Von Donald Trump, der America wieder groß machen will erhoffte man sich eine Wiederaufnahme des Projektes. Doch danach sah erst nicht aus. Zwar bekam das Militär erheblich mehr Geld und Trump fordert ja auch von den anderen NATO-Staaten eine Aufrüstung, doch für die Abwehr einzelner ICBM ist das NMD vollkommen ausreichend. Die seit einigen Wochen sich rapide verschlechternden Beziehungen zu Russland haben wohl bei Trump zu einem Stimmungswechsel geführt. Fand er vorher Putin toll und bewunderte ihn sogar, (mal abgesehen davon das Er nichts dagegen hatte das seine Meinungswerte durch gezielte russische Fake-.News beeinflusst wurden) so scheint er nun kritischer gegen Russland zu sein. Es gibt Stimmen, die meinen das die Ankündigung am Dienstagabend die Wiederaufnahme der Forschung an dem weltraumgestützten Abwehrsystem ist. Dieses ist nötig, um sehr viele Raketen abzufangen. Würde man dies mit den landgestützten Raketensystemen auf US-Boden machen, so bräuchte man enorm vieler dieser Systeme, die sich zudem über eine enorm lange Grenze zu Kanada hinziehen würden. (Es gäbe noch die Möglichkeit die Systeme näher an Russland heranzuführen, so war einmal geplant das System auch in Polen und Tschechien zu stationieren, doch davon ist man wieder abgekommen, um Russland nicht zu provozieren, vielleicht kommt das aber wieder auf die Tagesordnung).
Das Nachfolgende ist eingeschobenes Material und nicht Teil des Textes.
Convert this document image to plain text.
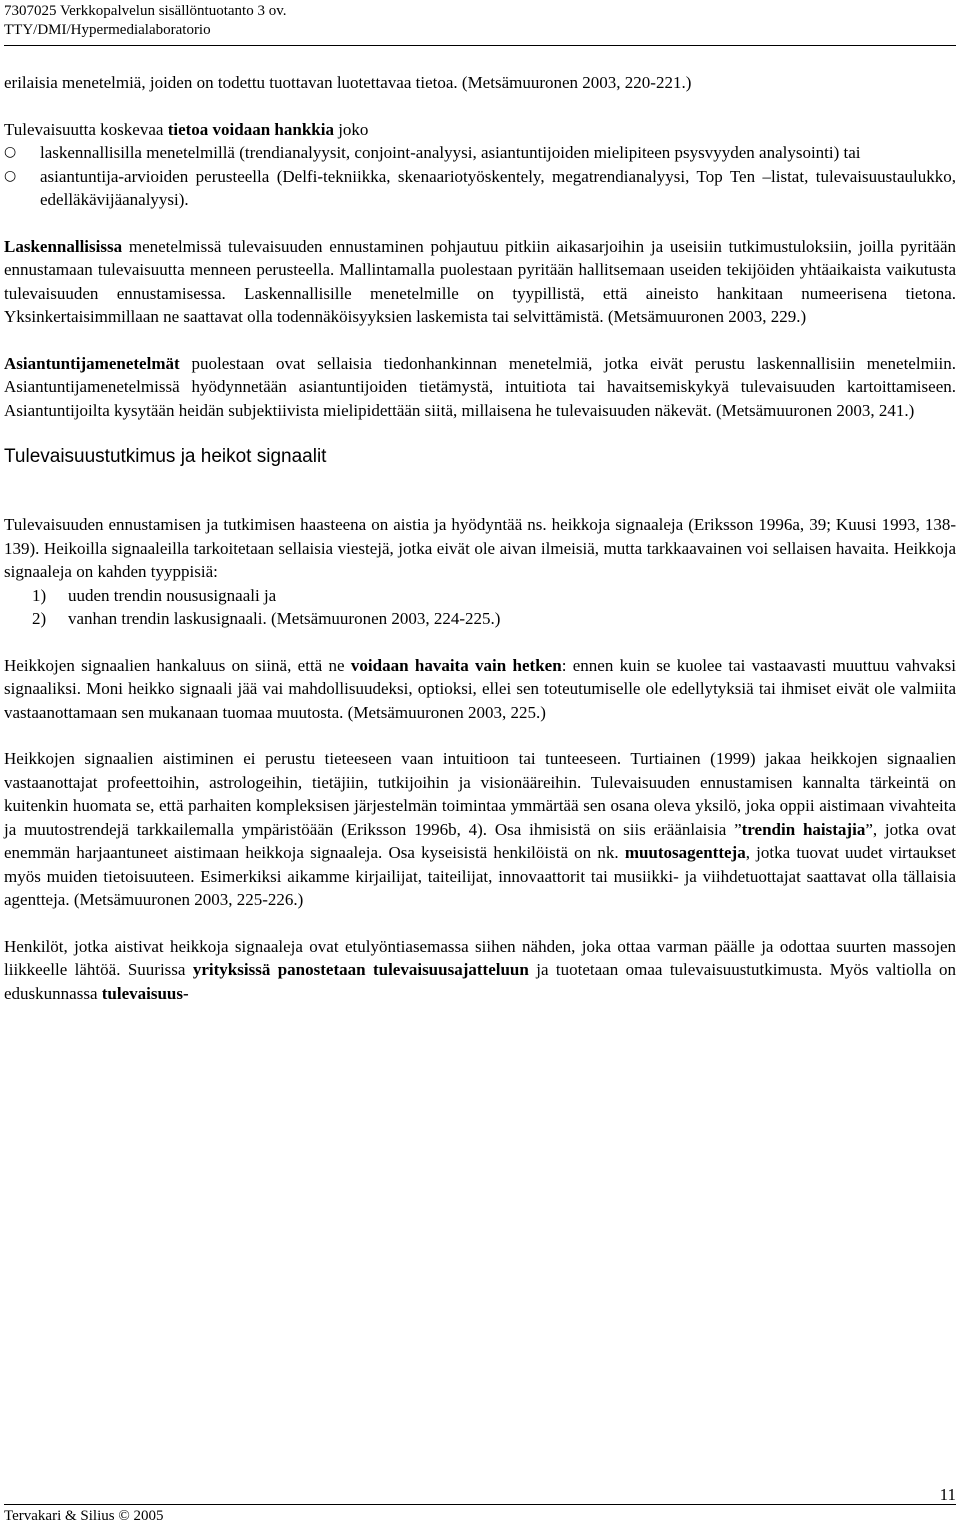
7307025 Verkkopalvelun sisällöntuotanto 3 ov.
TTY/DMI/Hypermedialaboratorio

erilaisia menetelmiä, joiden on todettu tuottavan luotettavaa tietoa. (Metsämuuronen 2003, 220-221.)

Tulevaisuutta koskevaa tietoa voidaan hankkia joko
○	laskennallisilla menetelmillä (trendianalyysit, conjoint-analyysi, asiantuntijoiden mielipiteen psysvyyden analysointi) tai
○	asiantuntija-arvioiden perusteella (Delfi-tekniikka, skenaariotyöskentely, megatrendianalyysi, Top Ten –listat, tulevaisuustaulukko, edelläkävijäanalyysi).

Laskennallisissa menetelmissä tulevaisuuden ennustaminen pohjautuu pitkiin aikasarjoihin ja useisiin tutkimustuloksiin, joilla pyritään ennustamaan tulevaisuutta menneen perusteella. Mallintamalla puolestaan pyritään hallitsemaan useiden tekijöiden yhtäaikaista vaikutusta tulevaisuuden ennustamisessa. Laskennallisille menetelmille on tyypillistä, että aineisto hankitaan numeerisena tietona. Yksinkertaisimmillaan ne saattavat olla todennäköisyyksien laskemista tai selvittämistä. (Metsämuuronen 2003, 229.)

Asiantuntijamenetelmät puolestaan ovat sellaisia tiedonhankinnan menetelmiä, jotka eivät perustu laskennallisiin menetelmiin. Asiantuntijamenetelmissä hyödynnetään asiantuntijoiden tietämystä, intuitiota tai havaitsemiskykyä tulevaisuuden kartoittamiseen. Asiantuntijoilta kysytään heidän subjektiivista mielipidettään siitä, millaisena he tulevaisuuden näkevät. (Metsämuuronen 2003, 241.)

Tulevaisuustutkimus ja heikot signaalit

Tulevaisuuden ennustamisen ja tutkimisen haasteena on aistia ja hyödyntää ns. heikkoja signaaleja (Eriksson 1996a, 39; Kuusi 1993, 138-139). Heikoilla signaaleilla tarkoitetaan sellaisia viestejä, jotka eivät ole aivan ilmeisiä, mutta tarkkaavainen voi sellaisen havaita. Heikkoja signaaleja on kahden tyyppisiä:

1)	uuden trendin noususignaali ja
2)	vanhan trendin laskusignaali. (Metsämuuronen 2003, 224-225.)

Heikkojen signaalien hankaluus on siinä, että ne voidaan havaita vain hetken: ennen kuin se kuolee tai vastaavasti muuttuu vahvaksi signaaliksi. Moni heikko signaali jää vai mahdollisuudeksi, optioksi, ellei sen toteutumiselle ole edellytyksiä tai ihmiset eivät ole valmiita vastaanottamaan sen mukanaan tuomaa muutosta. (Metsämuuronen 2003, 225.)

Heikkojen signaalien aistiminen ei perustu tieteeseen vaan intuitioon tai tunteeseen. Turtiainen (1999) jakaa heikkojen signaalien vastaanottajat profeettoihin, astrologeihin, tietäjiin, tutkijoihin ja visionääreihin. Tulevaisuuden ennustamisen kannalta tärkeintä on kuitenkin huomata se, että parhaiten kompleksisen järjestelmän toimintaa ymmärtää sen osana oleva yksilö, joka oppii aistimaan vivahteita ja muutostrendejä tarkkailemalla ympäristöään (Eriksson 1996b, 4). Osa ihmisistä on siis eräänlaisia ”trendin haistajia”, jotka ovat enemmän harjaantuneet aistimaan heikkoja signaaleja. Osa kyseisistä henkilöistä on nk. muutosagentteja, jotka tuovat uudet virtaukset myös muiden tietoisuuteen. Esimerkiksi aikamme kirjailijat, taiteilijat, innovaattorit tai musiikki- ja viihdetuottajat saattavat olla tällaisia agentteja. (Metsämuuronen 2003, 225-226.)

Henkilöt, jotka aistivat heikkoja signaaleja ovat etulyöntiasemassa siihen nähden, joka ottaa varman päälle ja odottaa suurten massojen liikkeelle lähtöä. Suurissa yrityksissä panostetaan tulevaisuusajatteluun ja tuotetaan omaa tulevaisuustutkimusta. Myös valtiolla on eduskunnassa tulevaisuus-

Tervakari & Silius © 2005
11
Wenig weiß man über das weltraumgestützte System. Ein wesentlicher Unterschied zu SDI soll sein, das man nicht mehr von einer Unzahl von Stationen in niedrigen Orbits ausgeht. Diese waren wegen des geplanten Einsatz von Partikelkanonen oder kinetischen Geschossen notwendig, da die Ersteren durch das Magnetfeld der Erde aufgefächert werden und die Letzten sehr langsam fliegen. Dadurch brauchte man aber eine Unzahl von Stationen, von denen nur ein kleiner Teil bei einem Angriff aktiv sein würde. Das neue System beruht nur noch auf Diodenlasern, die in großen Stationen im geostationären Orbit stationiert werden. Eine Kette von Stationen ziehen sich nach den Planungen in einem Bereich 20 Grad vor der Westküste bis 10 Grad vor der Ostküste hin. Laserdioden haben seit SDI große Fortschritte gemacht. Sie haben heute einen hohen Wirkungsgrad von 25 bis 50%, man kann sie inzwischen durch Bündeln der Dioden schon auf dem Halbleitermaterial hochskalieren bis auf mehrere Kilowatt Leistung. Das reicht schon in Fabriken aus, um damit Metall zu durchschneiden, wahrscheinlich auch um Raketen zu zerstören. Ich vermute aber viel wichtiger dürften die Fortschritte in der Optik sein. Zu SDI Zeiten verwendete man zum Bündeln vomn Lasern monolithische Spiegel, das Hubble Weltraumteleskop als Beispiel dieser Technologie wiegt 11,4 t mit einem Spiegel von 2,4 m Durchmesser. Das James Webb Weltraumteleskop wird nur 6 t wiegen aber einen 6,5 m großen Spiegel aus vielen hexagonalen Einzelspiegeln haben. Computer verformen diese gezielt und so ergeben sie eine gemeinsame beugungsbegrenzte Oberfläche. SDI setzte beim MIRACL Laser (Gaslaser nicht Diodenlaser mit geringerem Wirkungsgrad) ein 1,8-m-Teleskop ein, heute würde man bei segmentierter Optik bei gleichem Gewicht eine 5 m Optik einsetzen können oder viel Gewicht einsparen.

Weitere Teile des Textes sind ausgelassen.